Parking Pandemonium Adds to Senior Stress
A joke for some, a safety concern for others, student on-campus parking needs reconsidering
October 15, 2021
When the first Model T first drove on American roads, there was no way anyone, whether or not their last name was Ford, could have predicted what would one day be the most First World Problem in American history: parking.
Friends School of Baltimore, in an act of true kindness, gives students not one, but two entire parking lots to use! The smaller of the two is J-lot, which is shaped like a certain letter of the alphabet. It holds maybe 15 cars. The larger of the two is Senior lot, which holds a more respectable number of cars.
Enough spots are available to accommodate the seniors and some juniors. So that’s fine, right?
Yes. Until you factor in The Walk. The Walk all seniors know. The walk from the parking lots – roughly half a mile – to the main office.
It begins with a rather moist walk through a soccer field, which you can avoid if you arrive early enough to park in J-lot. Then you must trudge uphill, via a paved path that ignites your calves, which haven’t even had time to stretch.
Then, normally, you’re presented with a choice: cross the turf or pavement? Due to some recent drug activity on campus, and “canine fecal releases” on the turf, that choice is made for you, and the walk now includes a longer path around the turf. Finally, you must cross the Middle School campus and walk up the endless staircase and into the main office.
I remember the first day I parked there and made that walk. Once I got into the Upper School building, I texted my friends, joking about our parking lots being in literally a different neighborhood than campus.
“Ben,” one at another local school responded, “that can’t be right.”
Oh, but it is. This just gives some context as to what other Maryland high schools have in terms of parking. Our situation, to a peer, seems unbelievable. To us, though, it’s the norm.
“I mean, obviously I’d like to park closer to school, but I get it,” says senior Noah Moylan, who drives to school. “[It’s] inconvenient but understandable.”
Noah, too, has some insight about what other schools have in terms of parking. However, Noah’s intel tells us that perhaps FSB doesn’t have it so bad.
“I mean, at St.

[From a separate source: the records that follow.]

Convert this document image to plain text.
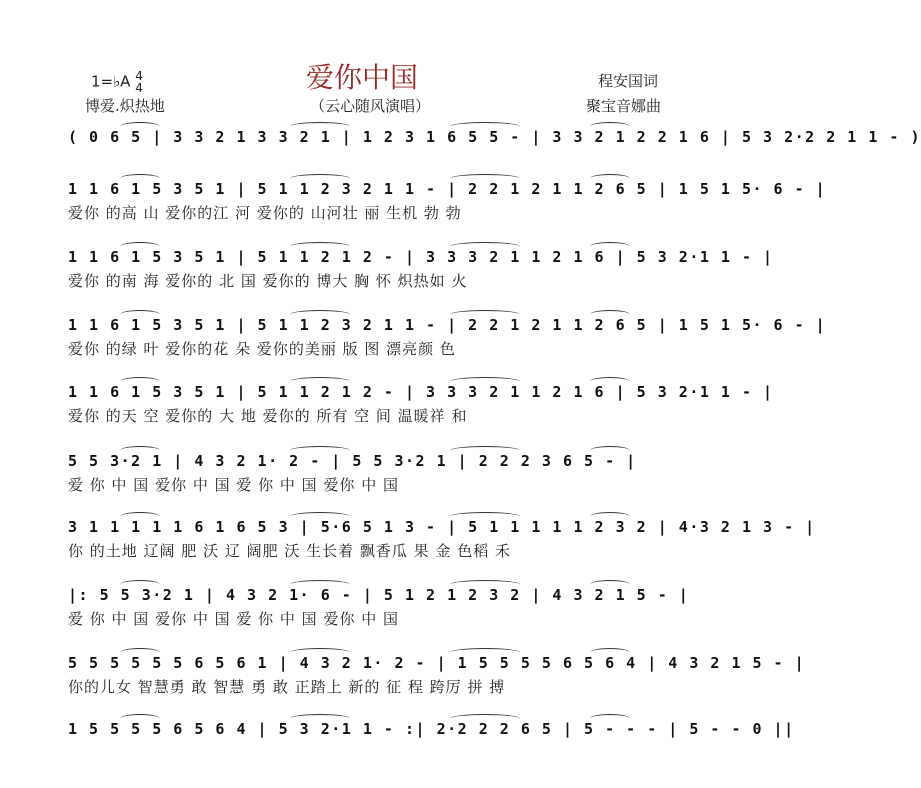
1=♭A 4
4	爱你中国	程安国词
博爱.炽热地	（云心随风演唱）	聚宝音娜曲
( 0 6 5 | 3 3 2 1 3 3 2 1 | 1 2 3 1 6 5 5 - | 3 3 2 1 2 2 1 6 | 5 3 2·2 2 1 1 - )
1 1 6 1 5 3 5 1 | 5 1 1 2 3 2 1 1 - | 2 2 1 2 1 1 2 6 5 | 1 5 1 5· 6 - |
爱你 的高 山 爱你的江 河 爱你的 山河壮 丽 生机 勃 勃
1 1 6 1 5 3 5 1 | 5 1 1 2 1 2 - | 3 3 3 2 1 1 2 1 6 | 5 3 2·1 1 - |
爱你 的南 海 爱你的 北 国 爱你的 博大 胸 怀 炽热如 火
1 1 6 1 5 3 5 1 | 5 1 1 2 3 2 1 1 - | 2 2 1 2 1 1 2 6 5 | 1 5 1 5· 6 - |
爱你 的绿 叶 爱你的花 朵 爱你的美丽 版 图 漂亮颜 色
1 1 6 1 5 3 5 1 | 5 1 1 2 1 2 - | 3 3 3 2 1 1 2 1 6 | 5 3 2·1 1 - |
爱你 的天 空 爱你的 大 地 爱你的 所有 空 间 温暖祥 和
5 5 3·2 1 | 4 3 2 1· 2 - | 5 5 3·2 1 | 2 2 2 3 6 5 - |
爱 你 中 国 爱你 中 国 爱 你 中 国 爱你 中 国
3 1 1 1 1 1 6 1 6 5 3 | 5·6 5 1 3 - | 5 1 1 1 1 1 2 3 2 | 4·3 2 1 3 - |
你 的土地 辽阔 肥 沃 辽 阔肥 沃 生长着 飘香瓜 果 金 色稻 禾
|: 5 5 3·2 1 | 4 3 2 1· 6 - | 5 1 2 1 2 3 2 | 4 3 2 1 5 - |
爱 你 中 国 爱你 中 国 爱 你 中 国 爱你 中 国
5 5 5 5 5 5 6 5 6 1 | 4 3 2 1· 2 - | 1 5 5 5 5 6 5 6 4 | 4 3 2 1 5 - |
你的儿女 智慧勇 敢 智慧 勇 敢 正踏上 新的 征 程 跨厉 拼 搏
1 5 5 5 5 6 5 6 4 | 5 3 2·1 1 - :| 2·2 2 2 6 5 | 5 - - - | 5 - - 0 ||
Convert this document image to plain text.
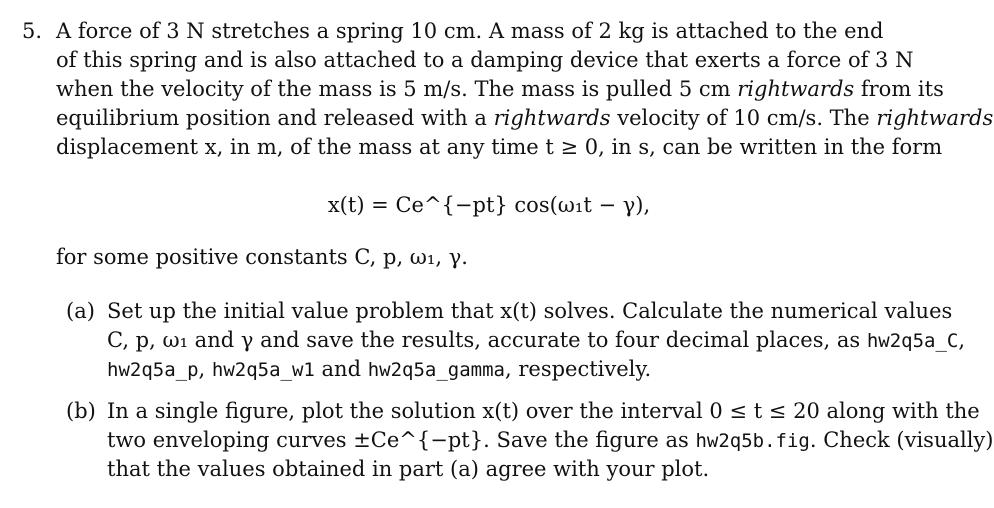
5. A force of 3 N stretches a spring 10 cm. A mass of 2 kg is attached to the end
of this spring and is also attached to a damping device that exerts a force of 3 N
when the velocity of the mass is 5 m/s. The mass is pulled 5 cm rightwards from its
equilibrium position and released with a rightwards velocity of 10 cm/s. The rightwards
displacement x, in m, of the mass at any time t ≥ 0, in s, can be written in the form
x(t) = Ce^{−pt} cos(ω₁t − γ),
for some positive constants C, p, ω₁, γ.
(a) Set up the initial value problem that x(t) solves. Calculate the numerical values
C, p, ω₁ and γ and save the results, accurate to four decimal places, as hw2q5a_C,
hw2q5a_p, hw2q5a_w1 and hw2q5a_gamma, respectively.
(b) In a single figure, plot the solution x(t) over the interval 0 ≤ t ≤ 20 along with the
two enveloping curves ±Ce^{−pt}. Save the figure as hw2q5b.fig. Check (visually)
that the values obtained in part (a) agree with your plot.
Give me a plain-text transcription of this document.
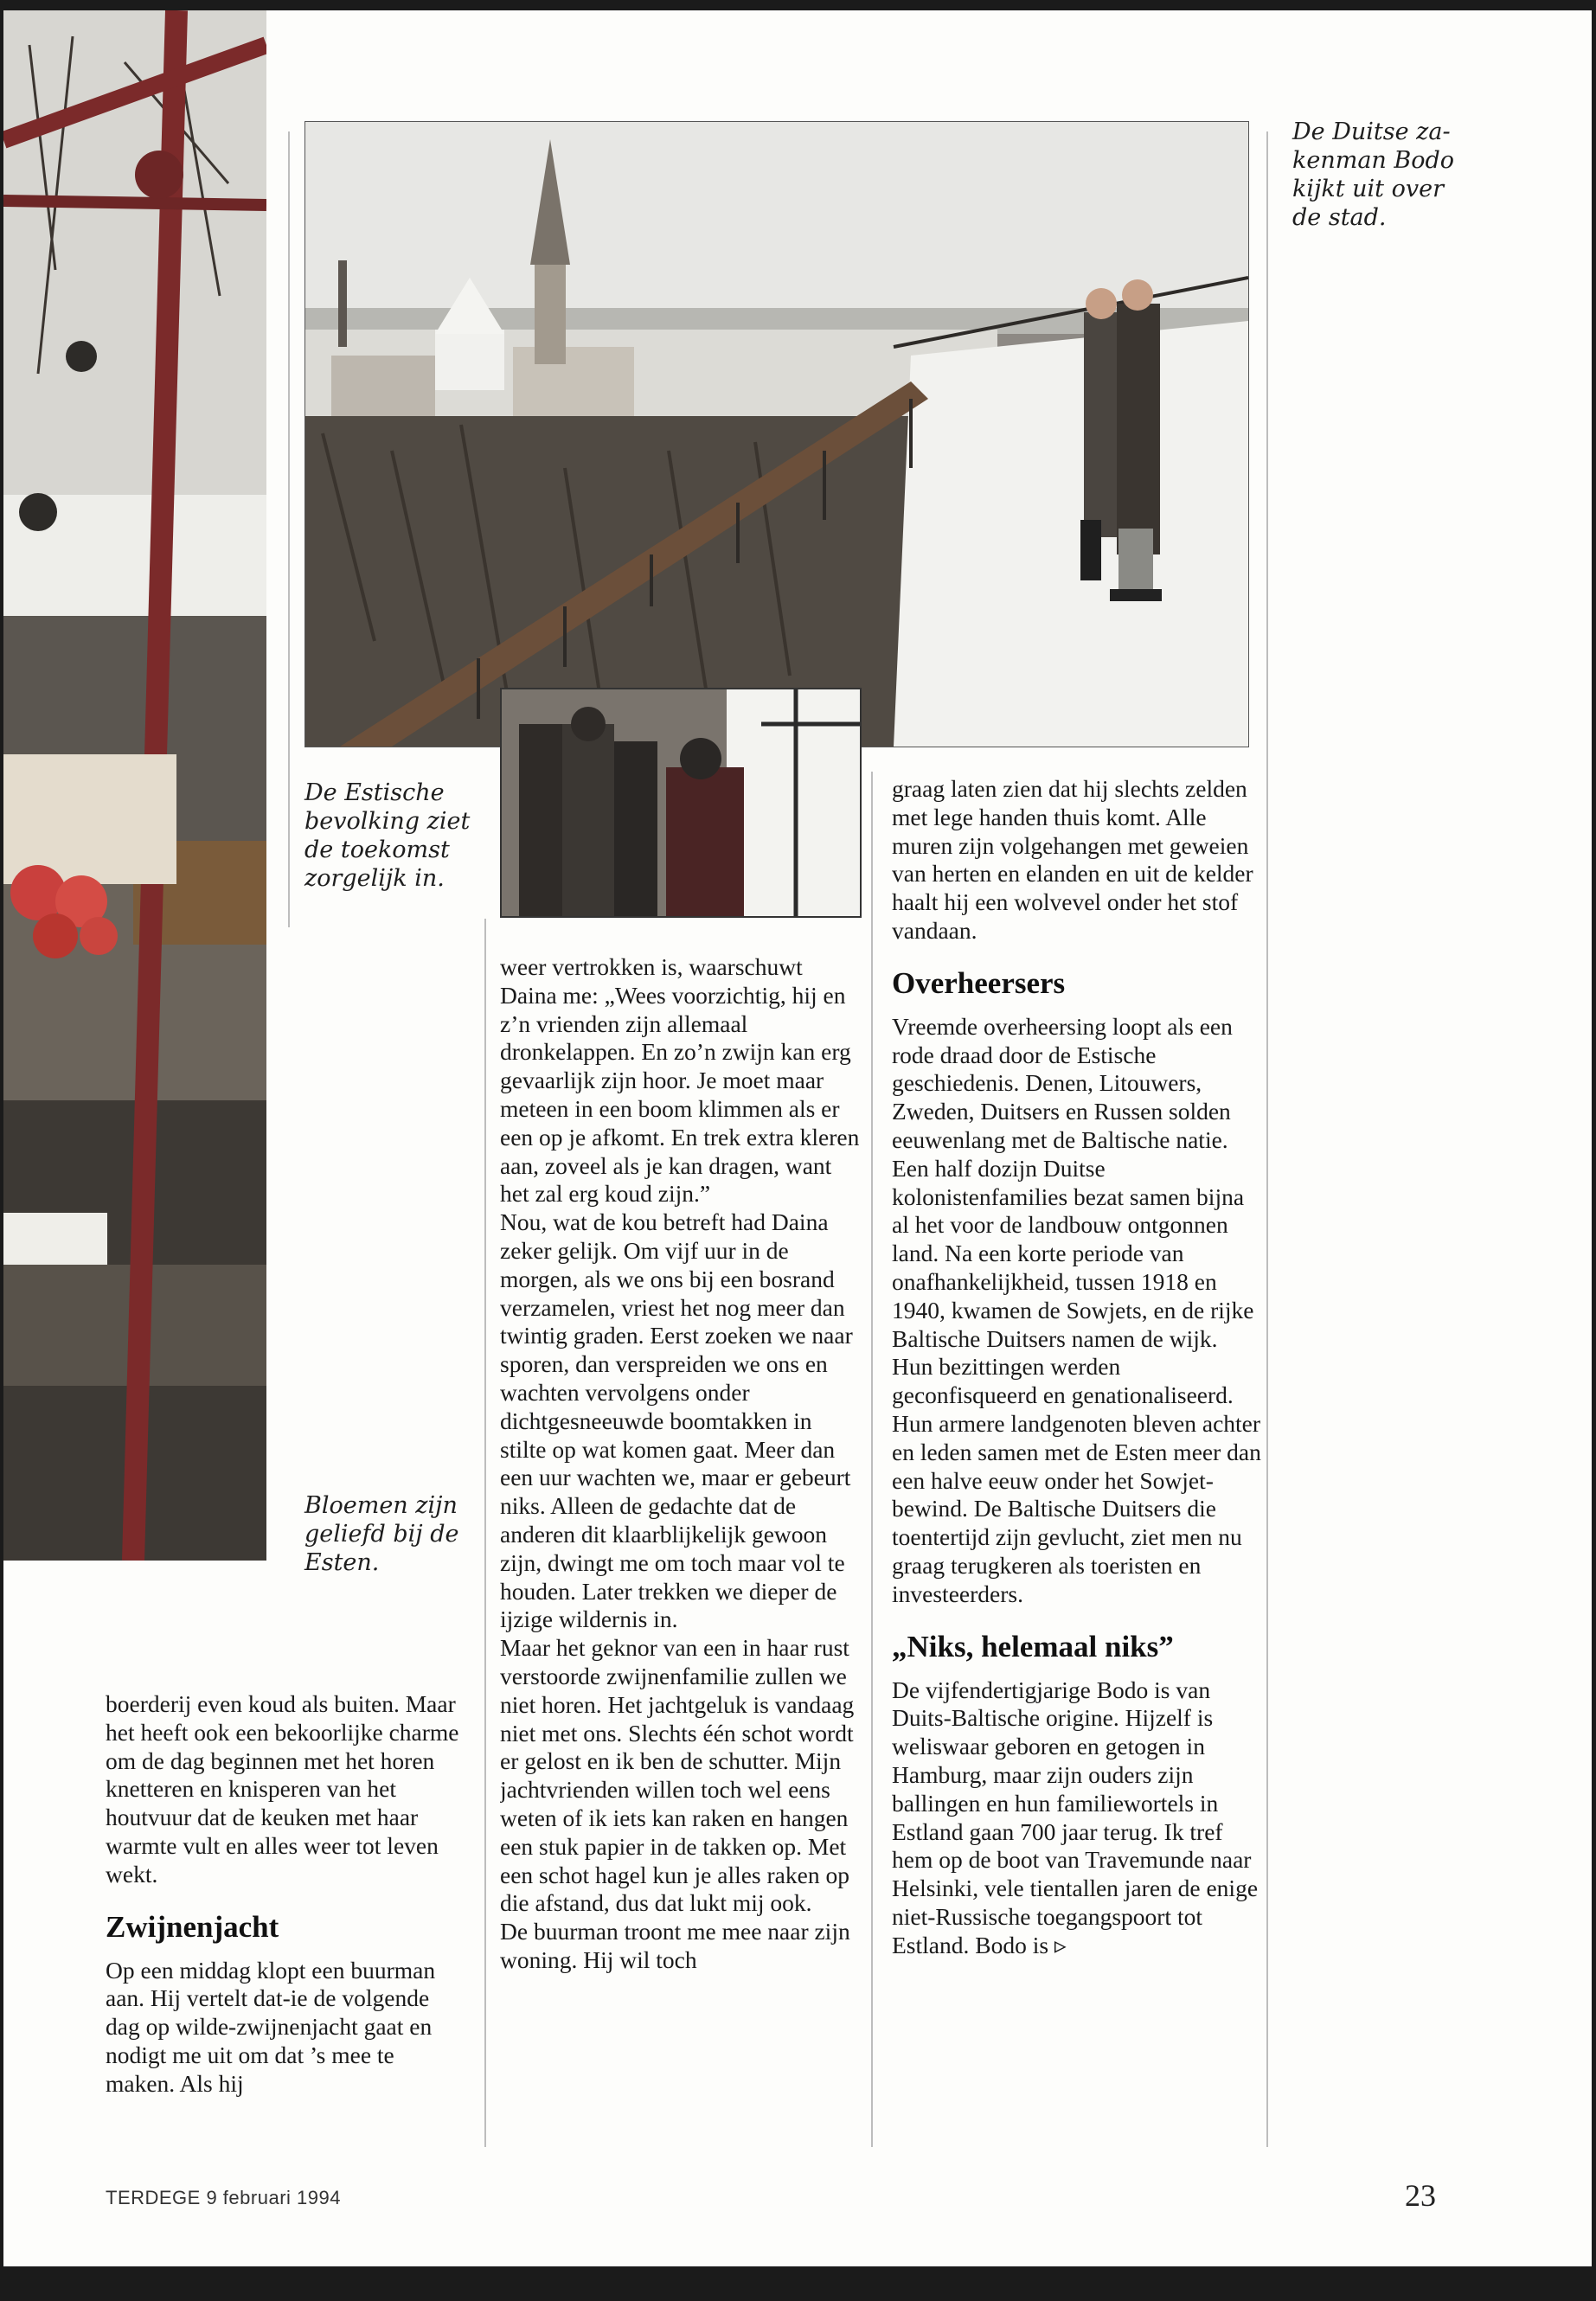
De Duitse za-
kenman Bodo
kijkt uit over
de stad.
De Estische
bevolking ziet
de toekomst
zorgelijk in.
Bloemen zijn
geliefd bij de
Esten.

boerderij even koud als buiten. Maar het heeft ook een bekoorlijke charme om de dag beginnen met het horen knetteren en knisperen van het houtvuur dat de keuken met haar warmte vult en alles weer tot leven wekt.

Zwijnenjacht

Op een middag klopt een buurman aan. Hij vertelt dat-ie de volgende dag op wilde-zwijnenjacht gaat en nodigt me uit om dat ’s mee te maken. Als hij

weer vertrokken is, waarschuwt Daina me: „Wees voorzichtig, hij en z’n vrienden zijn allemaal dronkelappen. En zo’n zwijn kan erg gevaarlijk zijn hoor. Je moet maar meteen in een boom klimmen als er een op je afkomt. En trek extra kleren aan, zoveel als je kan dragen, want het zal erg koud zijn.”

Nou, wat de kou betreft had Daina zeker gelijk. Om vijf uur in de morgen, als we ons bij een bosrand verzamelen, vriest het nog meer dan twintig graden. Eerst zoeken we naar sporen, dan verspreiden we ons en wachten vervolgens onder dichtgesneeuwde boomtakken in stilte op wat komen gaat. Meer dan een uur wachten we, maar er gebeurt niks. Alleen de gedachte dat de anderen dit klaarblijkelijk gewoon zijn, dwingt me om toch maar vol te houden. Later trekken we dieper de ijzige wildernis in.

Maar het geknor van een in haar rust verstoorde zwijnenfamilie zullen we niet horen. Het jachtgeluk is vandaag niet met ons. Slechts één schot wordt er gelost en ik ben de schutter. Mijn jachtvrienden willen toch wel eens weten of ik iets kan raken en hangen een stuk papier in de takken op. Met een schot hagel kun je alles raken op die afstand, dus dat lukt mij ook.

De buurman troont me mee naar zijn woning. Hij wil toch

graag laten zien dat hij slechts zelden met lege handen thuis komt. Alle muren zijn volgehangen met geweien van herten en elanden en uit de kelder haalt hij een wolvevel onder het stof vandaan.

Overheersers

Vreemde overheersing loopt als een rode draad door de Estische geschiedenis. Denen, Litouwers, Zweden, Duitsers en Russen solden eeuwenlang met de Baltische natie.

Een half dozijn Duitse kolonistenfamilies bezat samen bijna al het voor de landbouw ontgonnen land. Na een korte periode van onafhankelijkheid, tussen 1918 en 1940, kwamen de Sowjets, en de rijke Baltische Duitsers namen de wijk. Hun bezittingen werden geconfisqueerd en genationaliseerd. Hun armere landgenoten bleven achter en leden samen met de Esten meer dan een halve eeuw onder het Sowjet-bewind. De Baltische Duitsers die toentertijd zijn gevlucht, ziet men nu graag terugkeren als toeristen en investeerders.

„Niks, helemaal niks”

De vijfendertigjarige Bodo is van Duits-Baltische origine. Hijzelf is weliswaar geboren en getogen in Hamburg, maar zijn ouders zijn ballingen en hun familiewortels in Estland gaan 700 jaar terug. Ik tref hem op de boot van Travemunde naar Helsinki, vele tientallen jaren de enige niet-Russische toegangspoort tot Estland. Bodo is ▹

TERDEGE 9 februari 1994	23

Pauls, you have to walk all the way up that massive hill,” he reports.
Noah is of the “It is what it is” school of thought when it comes to parking. It sucks. It frustrates him. But there’s no changing it.
“It can’t be fixed,” he says.
But as I talked to him, he didn’t have the same ire that I did about it. Maybe that’s because it’s nice outside right now. School hasn’t become the ever-accelerating roller coaster of assignments yet, and the sun still shows us mercy by burning away the cold of night.
“It’s not bad,” Noah told me – “until winter.”
As the weather gets colder, the air hits you like javelins of ice as you exit your car. The soil loses its softness and turns steely and unforgiving. The wind is cold enough that it sometimes seems like it may shatter your face. And if the wind doesn’t, the stress of the looming school days ahead just might.
“You can’t walk through the fields or you’ll ruin your shoes,” says senior driver Graham Rifkin. Unlike Noah, Graham got a preview of the parking situation as a freshman when his sister drove him to school every morning. He says that even then, he could tell it was a rough walk. A soccer player, Graham says the walk is even worse after practice.
“We’re getting out of practice at 5:30 or so, and then walking back with sore legs.”
More serious than the inconvenience of the walk is the safety concerns raised by several girls in my class. They all agreed that, after dark, the area around the parking lot is not the greatest place to be, and unfortunately that’s especially true for young women. Again, this is worse in the winter, when the sun sets earlier and earlier every day.
Whether your reasons are petty, like mine, or more serious, like worrying for your safety every evening, the parking at Friends is an ordeal. One that, as seniors with enough on our plates, we shouldn’t have to deal with.